See also : Circles and Bridges of Suzanne Gardahaut (1900-1992) (more examples to be added)

Circles in a Circle
Vassily Kandinsky, 1923 - Circles in a Circle
Source : Wikimedia commons

The Shape of Things to Come

Of course we can't see further in the future than in the past, and obviously even less. But like in the famous novel by H.G.Wells, we can have a try at anticipating how the next slices of the Great Tree could look like, based on past and recent trends. One of the most noticeable of those trends in the 1900s and early 2000s has been the continuing decrease of both geographical and social endogamy. This trend was already visible around 1900s in the Western World, as said in the previous section, but it has now become global. Here is a short list of relevant resources about it.

  • World Migration Report 2022 of the International Organization for Migration (United Nations) : the number of migrants has kept steadily growing worldwide since the beginning of the 21st century, both inside countries and across international boarders.
  • Trends and patterns in intermarriage, a 2017 study by the Pew Research Center : the proportion of marriages (in the USA) between people of different ethnic origins has grown from 3% in the late 1960s to 17% in 2015.
  • 2021 Gallup poll on approval of intermarriage (in USA), showing that such an approval has grown from 4% in the late 1950s to an amazing 94% in 2021.
  • Urbanization worldwide has grown from less than 20% in 1900 to over 50% today. And we have seen that life in towns, along with higher levels of education, is a major cause of exogamic encounters.

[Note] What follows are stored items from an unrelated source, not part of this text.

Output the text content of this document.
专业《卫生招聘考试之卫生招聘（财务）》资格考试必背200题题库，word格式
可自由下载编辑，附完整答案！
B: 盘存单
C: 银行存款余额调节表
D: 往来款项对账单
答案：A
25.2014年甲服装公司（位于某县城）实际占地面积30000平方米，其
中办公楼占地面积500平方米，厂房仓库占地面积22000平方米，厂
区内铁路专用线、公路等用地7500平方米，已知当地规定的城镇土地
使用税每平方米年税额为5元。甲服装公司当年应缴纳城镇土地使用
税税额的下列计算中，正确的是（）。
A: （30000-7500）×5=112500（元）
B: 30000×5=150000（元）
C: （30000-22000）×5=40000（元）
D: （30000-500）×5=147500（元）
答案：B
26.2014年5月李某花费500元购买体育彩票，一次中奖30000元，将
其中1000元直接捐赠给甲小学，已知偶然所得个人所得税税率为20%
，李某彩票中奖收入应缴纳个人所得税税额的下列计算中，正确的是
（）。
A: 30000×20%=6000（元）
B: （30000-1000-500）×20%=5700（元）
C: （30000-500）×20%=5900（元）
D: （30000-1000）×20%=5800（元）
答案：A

Even if the majority of unions in the world even today are still endogamic, the proportion of crossovers has been steadily growing, each one shortening the distances between endogamic clusters, and we are globally getting closer and closer to each other in the great family network.

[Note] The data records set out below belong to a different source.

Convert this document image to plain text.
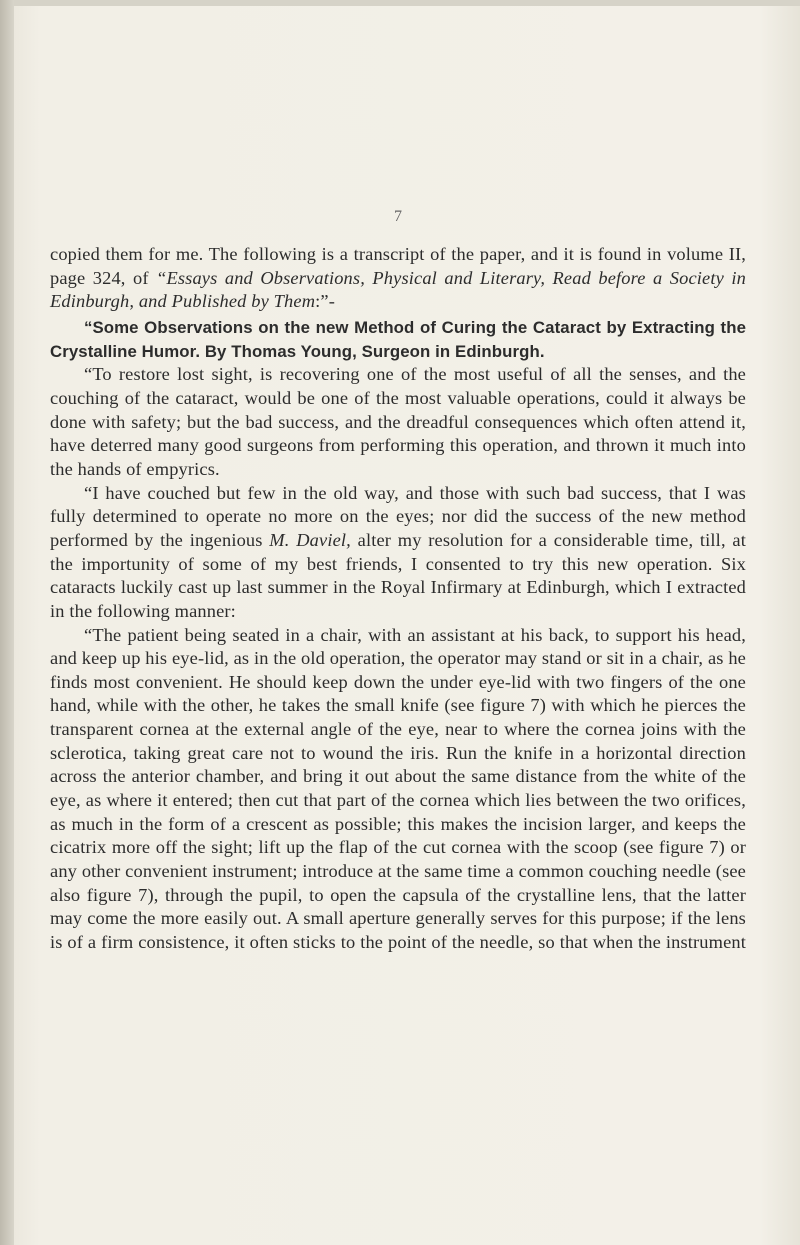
7

copied them for me. The following is a transcript of the paper, and it is found in volume II, page 324, of “Essays and Observations, Physical and Literary, Read before a Society in Edinburgh, and Published by Them:”-

“Some Observations on the new Method of Curing the Cataract by Extracting the Crystalline Humor. By Thomas Young, Surgeon in Edinburgh.

“To restore lost sight, is recovering one of the most useful of all the senses, and the couching of the cataract, would be one of the most valuable operations, could it always be done with safety; but the bad success, and the dreadful consequences which often attend it, have deterred many good surgeons from performing this operation, and thrown it much into the hands of empyrics.

“I have couched but few in the old way, and those with such bad success, that I was fully determined to operate no more on the eyes; nor did the success of the new method performed by the ingenious M. Daviel, alter my resolution for a considerable time, till, at the importunity of some of my best friends, I consented to try this new operation. Six cataracts luckily cast up last summer in the Royal Infirmary at Edinburgh, which I extracted in the following manner:

“The patient being seated in a chair, with an assistant at his back, to support his head, and keep up his eye-lid, as in the old operation, the operator may stand or sit in a chair, as he finds most convenient. He should keep down the under eye-lid with two fingers of the one hand, while with the other, he takes the small knife (see figure 7) with which he pierces the transparent cornea at the external angle of the eye, near to where the cornea joins with the sclerotica, taking great care not to wound the iris. Run the knife in a horizontal direction across the anterior chamber, and bring it out about the same distance from the white of the eye, as where it entered; then cut that part of the cornea which lies between the two orifices, as much in the form of a crescent as possible; this makes the incision larger, and keeps the cicatrix more off the sight; lift up the flap of the cut cornea with the scoop (see figure 7) or any other convenient instrument; introduce at the same time a common couching needle (see also figure 7), through the pupil, to open the capsula of the crystalline lens, that the latter may come the more easily out. A small aperture generally serves for this purpose; if the lens is of a firm consistence, it often sticks to the point of the needle, so that when the instrument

Figures in WikiTree mirror the global trends. We have been monitoring the distribution of distances in WikiTree over one year now in the framework of the 100 Circles project. For all focus profiles, the mean distance to the 20+ millions of connected profiles has slowly but steadily decreased over time, and we see no reason for this trend to change in the foreseeable growth of the data base. Typical short distances between random post-1800 profiles are currently in the 20 to 30 range. Various napkin computations converge to indicate that this value could over time fall under 20 for most profiles. See Ten circles meet each other, for more details.